The plaintiff is a pension fund representing a putative class of investors against Hanger, Inc. and three of its officers. The Fund’s allegations are based predominantly on a report by Hanger’s Audit Committee after the company restated its financial results. That report indicates that some defendants set an inappropriate “tone at the top” and engaged in improper accounting. The District Court granted the defendants’ motions to dismiss, holding that the complaint did not adequately allege scienter. The U.S. Fifth Circuit affirmed as to some of the corporate officers, but reversed as to others.

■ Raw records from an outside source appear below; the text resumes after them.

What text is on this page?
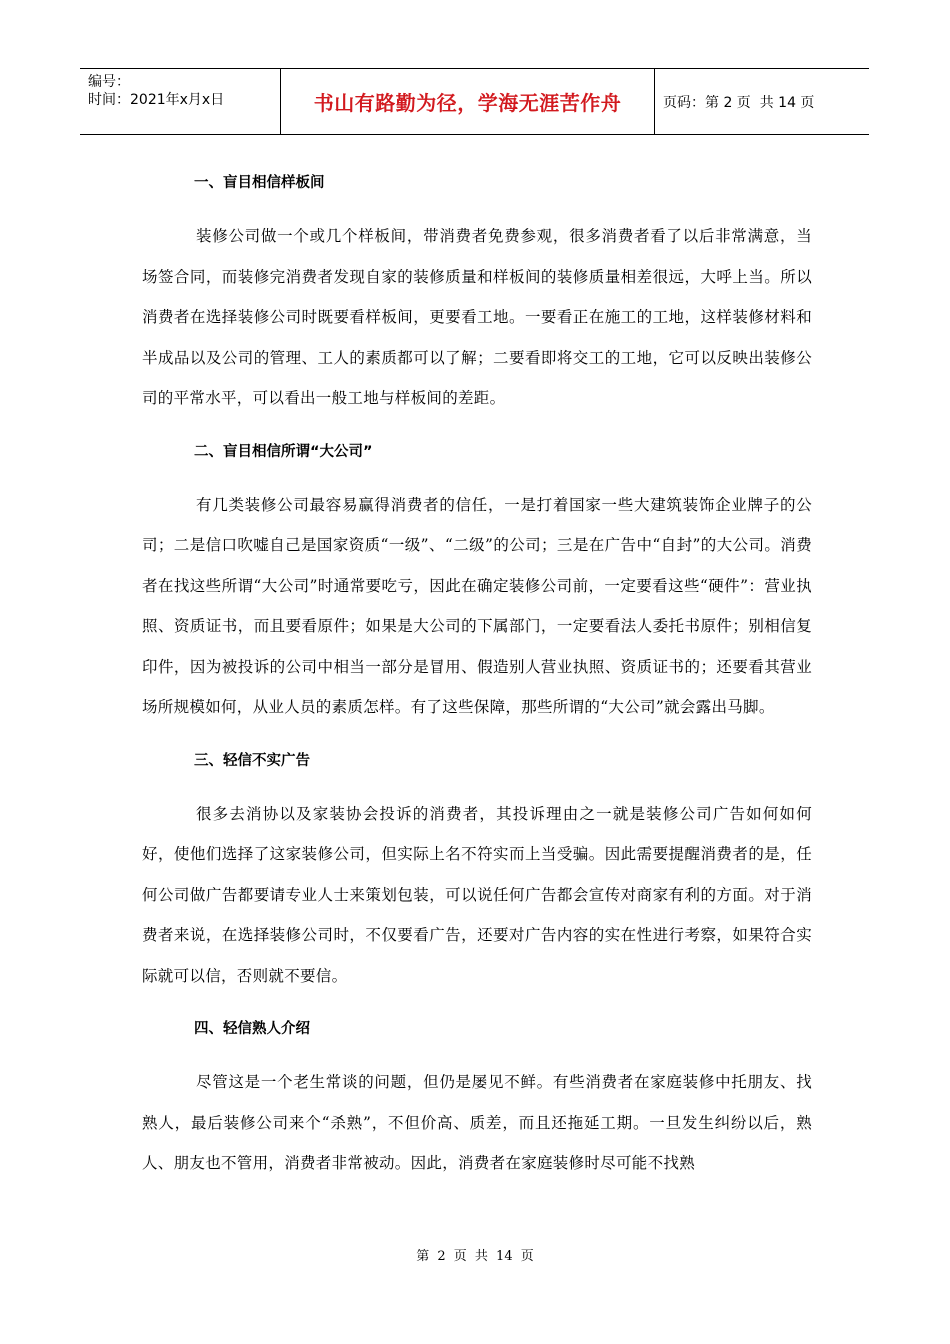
编号：
时间：2021年x月x日	书山有路勤为径，学海无涯苦作舟	页码：第 2 页  共 14 页
一、盲目相信样板间

装修公司做一个或几个样板间，带消费者免费参观，很多消费者看了以后非常满意，当场签合同，而装修完消费者发现自家的装修质量和样板间的装修质量相差很远，大呼上当。所以消费者在选择装修公司时既要看样板间，更要看工地。一要看正在施工的工地，这样装修材料和半成品以及公司的管理、工人的素质都可以了解；二要看即将交工的工地，它可以反映出装修公司的平常水平，可以看出一般工地与样板间的差距。

二、盲目相信所谓“大公司”

有几类装修公司最容易赢得消费者的信任，一是打着国家一些大建筑装饰企业牌子的公司；二是信口吹嘘自己是国家资质“一级”、“二级”的公司；三是在广告中“自封”的大公司。消费者在找这些所谓“大公司”时通常要吃亏，因此在确定装修公司前，一定要看这些“硬件”：营业执照、资质证书，而且要看原件；如果是大公司的下属部门，一定要看法人委托书原件；别相信复印件，因为被投诉的公司中相当一部分是冒用、假造别人营业执照、资质证书的；还要看其营业场所规模如何，从业人员的素质怎样。有了这些保障，那些所谓的“大公司”就会露出马脚。

三、轻信不实广告

很多去消协以及家装协会投诉的消费者，其投诉理由之一就是装修公司广告如何如何好，使他们选择了这家装修公司，但实际上名不符实而上当受骗。因此需要提醒消费者的是，任何公司做广告都要请专业人士来策划包装，可以说任何广告都会宣传对商家有利的方面。对于消费者来说，在选择装修公司时，不仅要看广告，还要对广告内容的实在性进行考察，如果符合实际就可以信，否则就不要信。

四、轻信熟人介绍

尽管这是一个老生常谈的问题，但仍是屡见不鲜。有些消费者在家庭装修中托朋友、找熟人，最后装修公司来个“杀熟”，不但价高、质差，而且还拖延工期。一旦发生纠纷以后，熟人、朋友也不管用，消费者非常被动。因此，消费者在家庭装修时尽可能不找熟

第 2 页 共 14 页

Viewing the allegations holistically, scienter as to two of the defendants (the two successive Presidents and CEO/COO) could not be strongly inferred. As to McHenry (the company’s CFO), however, the Court of Appeal found that the allegations do support a strong inference of scienter. From the Audit Committee’s report, the Court could infer that McHenry intended to enhance Hanger’s financial results. Taking the allegations holistically, McHenry’s having had the requisite state of mind is “cogent” and “at least as compelling” as the alternate explanations. The Court founds that McHenry’s scienter can be imputed to the company, but only as to his allegedly false statements.
The defendants argued that the dismissal could nevertheless be affirmed, as the plaintiffs did not sufficiently allege loss causation. But this argument was rejected. “For a plaintiff to plead loss causation adequately, the negative truthful information (‘corrective disclosures’) must not have already been known to the market: If it were, the stock price would have incorporated that information, and its disclosure could not have caused a loss. At the pleading stage, plaintiffs are required to allege the truth that emerged was ‘related to’ or ‘relevant to’ the defendants’ fraud and earlier misstatements. The test for relevant truth simply means that the truth disclosed must make the existence of the actionable fraud more probable than it would be without that alleged fact, taken as true. The corrective disclosure need not be a single disclosure; rather, the truth can be gradually perceived in the marketplace through a series of partial disclosures.” In this particular case, the three corrective disclosures identified build on one another. The Fund alleged that, in falsely overstating Hanger’s Medicare audit success and without sufficient internal controls, the defendants did not adequately reserve for the audit failures in Hanger’s accounts receivable, which reflected this expected revenue. The disclosures about decreased growth in same-store sales and delaying financial results revealed problems with Medicare audits and internal controls. The February 8-K also revealed that these problems were likely not isolated, plausibly indicating that they had caused significant overstatements of Hanger’s accounts receivables over a prolonged time period. Coupled with the immediate drops in stock price, and “in the absence of any other contravening negative event,” the Fund has adequately pleaded loss causation.
Alaska Electrical Pension Fund v. Asar, 898 F.3d 648 (5th Cir. 2018).